At this time of the year, “perhaps, it is the very lavishness of Christmas that gives us a heightened consciousness of (and a bad conscience about) the ‘little ones’ mentioned so often in the Gospels – the homeless, the poor, the rejected and all those who long to see the world turned upside down again,” they said.

Meanwhile, a group of Catholic and Anglican theologians has publicly called on the Vatican to review and overturn a document from Pope Leo XIII in 1896 that declared Anglican (including Church of Ireland) ordinations "absolutely null and utterly void".
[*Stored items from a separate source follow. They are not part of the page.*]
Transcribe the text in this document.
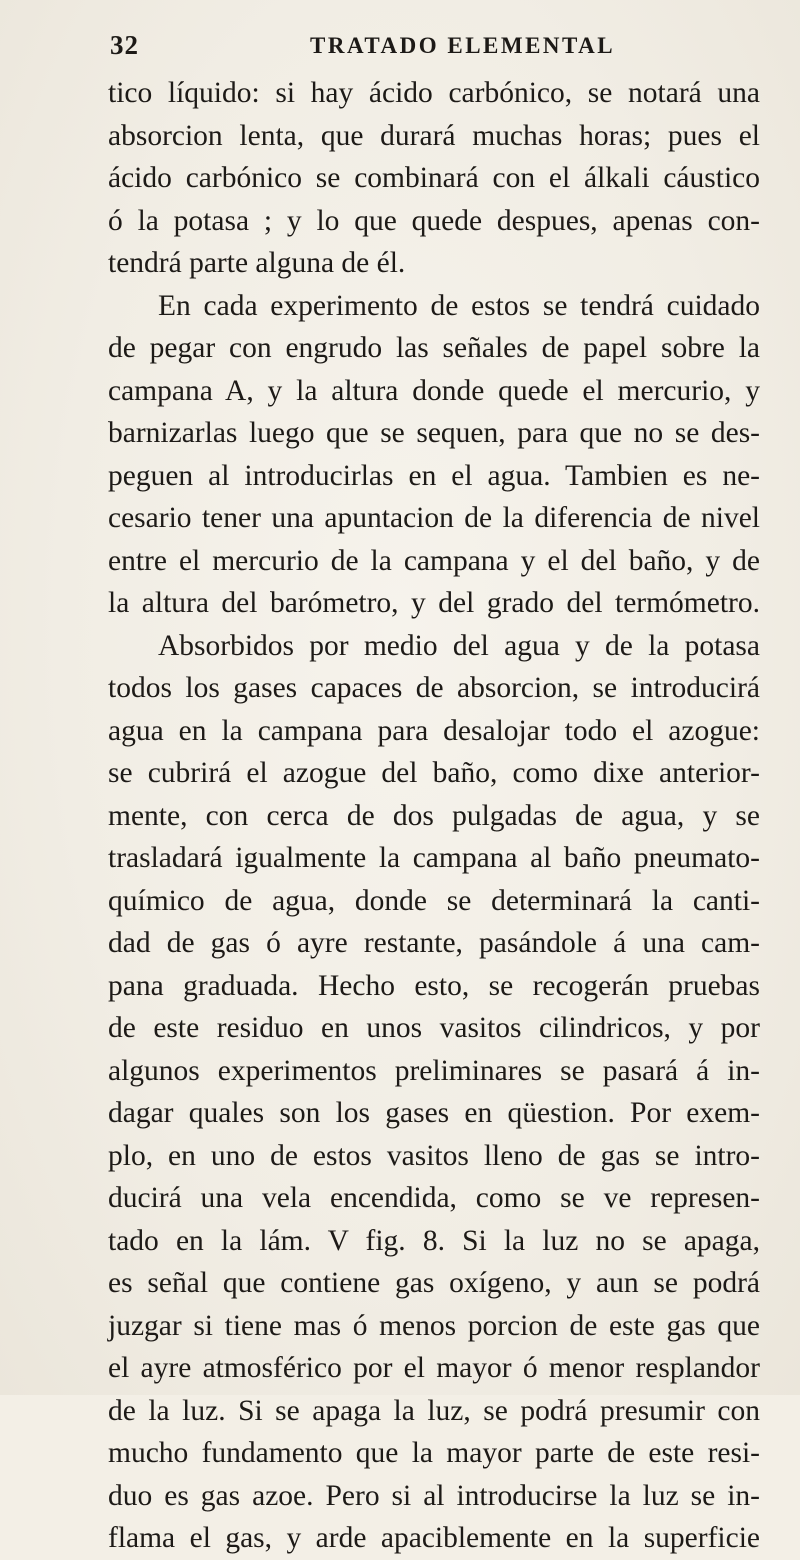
32	TRATADO ELEMENTAL
tico líquido: si hay ácido carbónico, se notará una
absorcion lenta, que durará muchas horas; pues el
ácido carbónico se combinará con el álkali cáustico
ó la potasa ; y lo que quede despues, apenas con-
tendrá parte alguna de él.
En cada experimento de estos se tendrá cuidado
de pegar con engrudo las señales de papel sobre la
campana A, y la altura donde quede el mercurio, y
barnizarlas luego que se sequen, para que no se des-
peguen al introducirlas en el agua. Tambien es ne-
cesario tener una apuntacion de la diferencia de nivel
entre el mercurio de la campana y el del baño, y de
la altura del barómetro, y del grado del termómetro.
Absorbidos por medio del agua y de la potasa
todos los gases capaces de absorcion, se introducirá
agua en la campana para desalojar todo el azogue:
se cubrirá el azogue del baño, como dixe anterior-
mente, con cerca de dos pulgadas de agua, y se
trasladará igualmente la campana al baño pneumato-
químico de agua, donde se determinará la canti-
dad de gas ó ayre restante, pasándole á una cam-
pana graduada. Hecho esto, se recogerán pruebas
de este residuo en unos vasitos cilindricos, y por
algunos experimentos preliminares se pasará á in-
dagar quales son los gases en qüestion. Por exem-
plo, en uno de estos vasitos lleno de gas se intro-
ducirá una vela encendida, como se ve represen-
tado en la lám. V fig. 8. Si la luz no se apaga,
es señal que contiene gas oxígeno, y aun se podrá
juzgar si tiene mas ó menos porcion de este gas que
el ayre atmosférico por el mayor ó menor resplandor
de la luz. Si se apaga la luz, se podrá presumir con
mucho fundamento que la mayor parte de este resi-
duo es gas azoe. Pero si al introducirse la luz se in-
flama el gas, y arde apaciblemente en la superficie
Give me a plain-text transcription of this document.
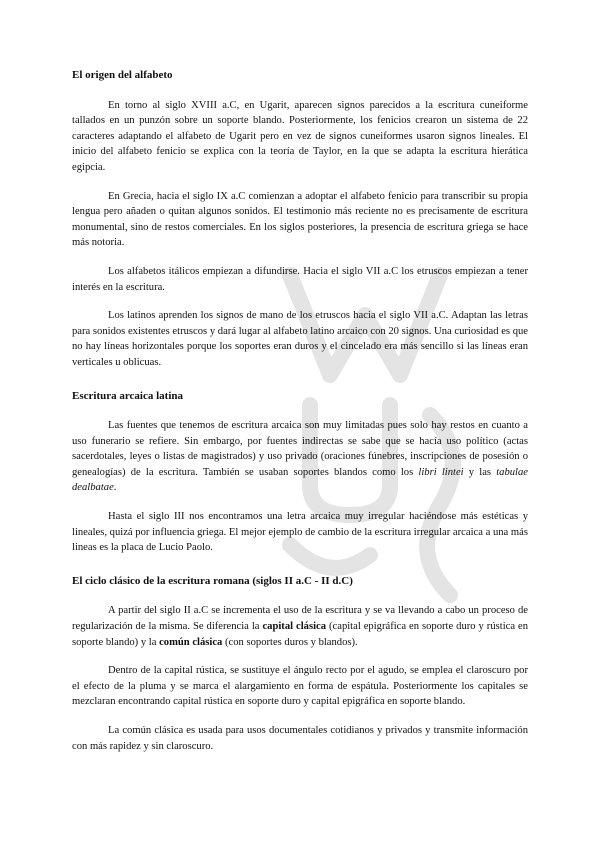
El origen del alfabeto

En torno al siglo XVIII a.C, en Ugarit, aparecen signos parecidos a la escritura cuneiforme tallados en un punzón sobre un soporte blando. Posteriormente, los fenicios crearon un sistema de 22 caracteres adaptando el alfabeto de Ugarit pero en vez de signos cuneiformes usaron signos lineales. El inicio del alfabeto fenicio se explica con la teoría de Taylor, en la que se adapta la escritura hierática egipcia.

En Grecia, hacia el siglo IX a.C comienzan a adoptar el alfabeto fenicio para transcribir su propia lengua pero añaden o quitan algunos sonidos. El testimonio más reciente no es precisamente de escritura monumental, sino de restos comerciales. En los siglos posteriores, la presencia de escritura griega se hace más notoria.

Los alfabetos itálicos empiezan a difundirse. Hacia el siglo VII a.C los etruscos empiezan a tener interés en la escritura.

Los latinos aprenden los signos de mano de los etruscos hacia el siglo VII a.C. Adaptan las letras para sonidos existentes etruscos y dará lugar al alfabeto latino arcaico con 20 signos. Una curiosidad es que no hay líneas horizontales porque los soportes eran duros y el cincelado era más sencillo si las líneas eran verticales u oblicuas.

Escritura arcaica latina

Las fuentes que tenemos de escritura arcaica son muy limitadas pues solo hay restos en cuanto a uso funerario se refiere. Sin embargo, por fuentes indirectas se sabe que se hacía uso político (actas sacerdotales, leyes o listas de magistrados) y uso privado (oraciones fúnebres, inscripciones de posesión o genealogías) de la escritura. También se usaban soportes blandos como los libri lintei y las tabulae dealbatae.

Hasta el siglo III nos encontramos una letra arcaica muy irregular haciéndose más estéticas y lineales, quizá por influencia griega. El mejor ejemplo de cambio de la escritura irregular arcaica a una más lineas es la placa de Lucio Paolo.

El ciclo clásico de la escritura romana (siglos II a.C - II d.C)

A partir del siglo II a.C se incrementa el uso de la escritura y se va llevando a cabo un proceso de regularización de la misma. Se diferencia la capital clásica (capital epigráfica en soporte duro y rústica en soporte blando) y la común clásica (con soportes duros y blandos).

Dentro de la capital rústica, se sustituye el ángulo recto por el agudo, se emplea el claroscuro por el efecto de la pluma y se marca el alargamiento en forma de espátula. Posteriormente los capitales se mezclaran encontrando capital rústica en soporte duro y capital epigráfica en soporte blando.

La común clásica es usada para usos documentales cotidianos y privados y transmite información con más rapidez y sin claroscuro.
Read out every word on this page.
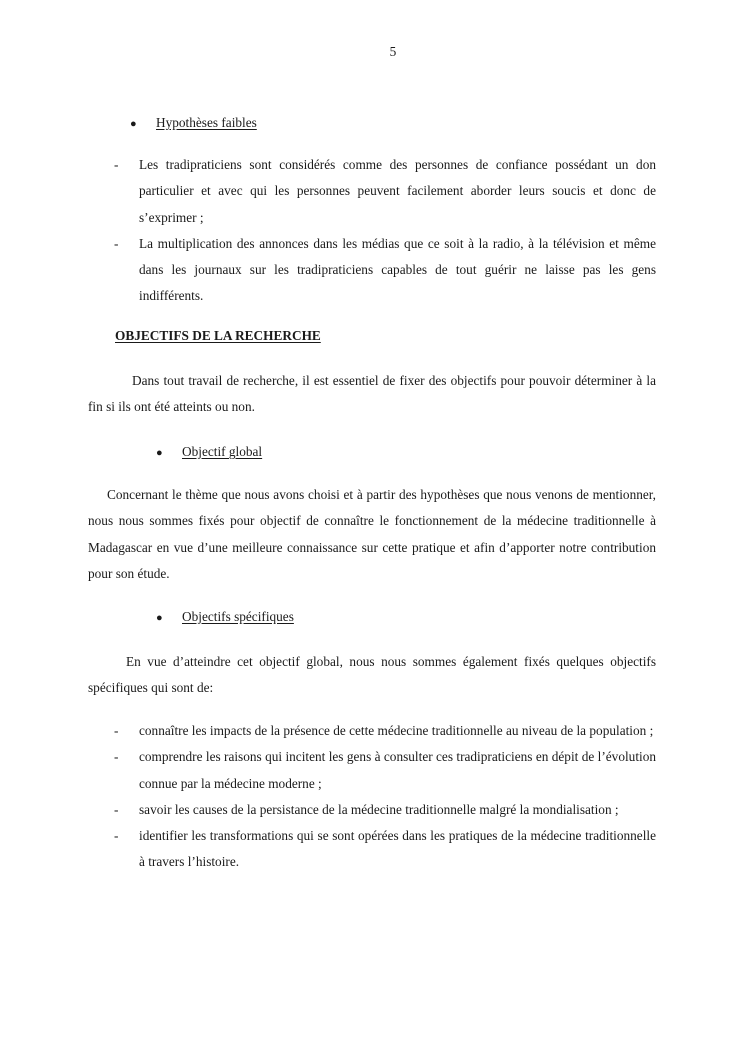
5
● Hypothèses faibles
- Les tradipraticiens sont considérés comme des personnes de confiance possédant un don particulier et avec qui les personnes peuvent facilement aborder leurs soucis et donc de s’exprimer ;
- La multiplication des annonces dans les médias que ce soit à la radio, à la télévision et même dans les journaux sur les tradipraticiens capables de tout guérir ne laisse pas les gens indifférents.
OBJECTIFS DE LA RECHERCHE

Dans tout travail de recherche, il est essentiel de fixer des objectifs pour pouvoir déterminer à la fin si ils ont été atteints ou non.

● Objectif global

Concernant le thème que nous avons choisi et à partir des hypothèses que nous venons de mentionner, nous nous sommes fixés pour objectif de connaître le fonctionnement de la médecine traditionnelle à Madagascar en vue d’une meilleure connaissance sur cette pratique et afin d’apporter notre contribution pour son étude.

● Objectifs spécifiques

En vue d’atteindre cet objectif global, nous nous sommes également fixés quelques objectifs spécifiques qui sont de:

- connaître les impacts de la présence de cette médecine traditionnelle au niveau de la population ;
- comprendre les raisons qui incitent les gens à consulter ces tradipraticiens en dépit de l’évolution connue par la médecine moderne ;
- savoir les causes de la persistance de la médecine traditionnelle malgré la mondialisation ;
- identifier les transformations qui se sont opérées dans les pratiques de la médecine traditionnelle à travers l’histoire.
Members of the Malines Conversations Group, an informal Catholic-Anglican dialogue which began in 2013, said "where we once walked apart, we now walk together in friendship and love". Their document Sorores in Spe — Sisters in Hope of the Resurrection: A Fresh Response to the Condemnation of Anglican Orders, was published in Rome this week.

‘Very happy’

Bishop Brian Farrell, the Dublin-born secretary of the Vatican I Council for Promoting Christian Unity, said that while his office does not sponsor the group's dialogue it was " very happy" that the question of Anglican orders is "being examined in the wholly different ecumenical context of today, when so much has been achieved in Anglican-Catholic relations".

He told the Catholic News Services that “from the Catholic point of view, it is a question of finding the theological and canonical language that would better reflect what we do in practice, which is to acknowledge a genuine ministry in other churches.

"As the Second Vatican Council teaches, the Holy Spirit does indeed work through them for the salvation of their members."